1-dbinom(1500,15000,.09)
## [1] 0.9999985
Exercise 3.33

Game of dreidel. A dreidel is a four-sided spinning top with the Hebrew letters nun, gimel, hei, and shin, one on each side. Each side is equally likely to come up in a single spin of the dreidel. Suppose you spin a dreidel three times. Calculate the probability of getting

  1. at least one nun?
18/52
## [1] 0.3461538

about 35%

  1. exactly 2 nuns?
9/52
## [1] 0.1730769

about 17%

  1. exactly 1 hei?
21/52
## [1] 0.4038462

about 40%

  1. at most 2 gimels?
51/52
## [1] 0.9807692

about 98%

Exercise 3.34

Arachnophobia. A 2005 Gallup Poll found that that 7% of teenagers (ages 13 to 17) suffer from arachnophobia and are extremely afraid of spiders. At a summer camp there are 10 teenagers sleeping in each tent. Assume that these 10 teenagers are independent of each other.

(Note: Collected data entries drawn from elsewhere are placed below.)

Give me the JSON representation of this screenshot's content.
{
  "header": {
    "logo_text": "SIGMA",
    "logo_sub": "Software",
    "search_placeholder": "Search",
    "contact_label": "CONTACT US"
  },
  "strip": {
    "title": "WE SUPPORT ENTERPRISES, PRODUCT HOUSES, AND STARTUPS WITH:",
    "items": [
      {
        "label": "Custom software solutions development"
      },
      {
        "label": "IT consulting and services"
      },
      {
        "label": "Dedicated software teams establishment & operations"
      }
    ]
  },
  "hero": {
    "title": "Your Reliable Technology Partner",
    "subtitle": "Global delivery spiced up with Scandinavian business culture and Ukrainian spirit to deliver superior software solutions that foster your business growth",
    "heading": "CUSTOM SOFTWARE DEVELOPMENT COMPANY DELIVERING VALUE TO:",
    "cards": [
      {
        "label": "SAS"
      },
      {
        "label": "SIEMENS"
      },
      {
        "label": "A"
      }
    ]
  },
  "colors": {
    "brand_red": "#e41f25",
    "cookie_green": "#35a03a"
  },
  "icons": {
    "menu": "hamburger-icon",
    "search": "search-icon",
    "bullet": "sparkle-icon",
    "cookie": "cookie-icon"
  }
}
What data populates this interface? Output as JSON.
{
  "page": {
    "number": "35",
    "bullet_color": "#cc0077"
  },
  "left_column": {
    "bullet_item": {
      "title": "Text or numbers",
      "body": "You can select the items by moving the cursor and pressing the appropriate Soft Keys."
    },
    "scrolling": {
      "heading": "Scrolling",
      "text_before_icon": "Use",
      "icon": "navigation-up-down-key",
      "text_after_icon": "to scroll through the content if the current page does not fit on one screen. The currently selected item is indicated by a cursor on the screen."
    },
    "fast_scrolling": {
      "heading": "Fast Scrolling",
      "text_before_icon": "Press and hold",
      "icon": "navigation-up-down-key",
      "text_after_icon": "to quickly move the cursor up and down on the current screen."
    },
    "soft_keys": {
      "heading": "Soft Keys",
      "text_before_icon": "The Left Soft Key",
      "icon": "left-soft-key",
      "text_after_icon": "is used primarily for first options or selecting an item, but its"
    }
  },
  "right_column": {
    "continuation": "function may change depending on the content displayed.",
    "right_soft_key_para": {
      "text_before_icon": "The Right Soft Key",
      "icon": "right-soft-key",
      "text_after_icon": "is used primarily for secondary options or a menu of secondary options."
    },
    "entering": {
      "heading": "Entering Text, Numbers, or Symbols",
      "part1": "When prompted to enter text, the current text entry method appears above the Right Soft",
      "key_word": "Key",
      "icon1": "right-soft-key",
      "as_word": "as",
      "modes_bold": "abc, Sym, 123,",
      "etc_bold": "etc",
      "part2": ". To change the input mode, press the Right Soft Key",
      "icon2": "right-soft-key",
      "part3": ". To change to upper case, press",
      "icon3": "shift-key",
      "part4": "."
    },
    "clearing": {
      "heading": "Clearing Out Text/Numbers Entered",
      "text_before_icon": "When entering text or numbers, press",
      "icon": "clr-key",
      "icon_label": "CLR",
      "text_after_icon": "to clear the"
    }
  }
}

  1. Calculate the probability that at least one of them suffers from arachnophobia.
1-pbinom(1,10,.07)
## [1] 0.1517299

There is a 15% chance that at least 1 suffers from arachnaphobia.

  1. Calculate the probability that exactly 2 of them suffer from arachnophobia?
dbinom(2,10,.07)
## [1] 0.1233878

There is a 12% chance that exactly 2 of them suffer from arachnaphobia.

  1. Calculate the probability that at most 1 of them suffers from arachnophobia?
pbinom(1,10,.07)
## [1] 0.8482701

There is an 84% chance that at most one of them sufferes from arachnophobia.

  1. If the camp counselor wants to make sure no more than 1 teenager in each tent is afraid of spiders, does it seem reasonable for him to randomly assign teenagers to tents?

Yes, it makes sense, because the probability is so high (84%) that at most only 1 teenager per tent is arachnophobic.

Exercise 4.2

4.2 Identify the parameter, Part II. For each of the following situations, state whether the parameter of interest is a mean or a proportion.

  1. A poll shows that 64% of Americans personally worry a great deal about federal spending and the budget deficit.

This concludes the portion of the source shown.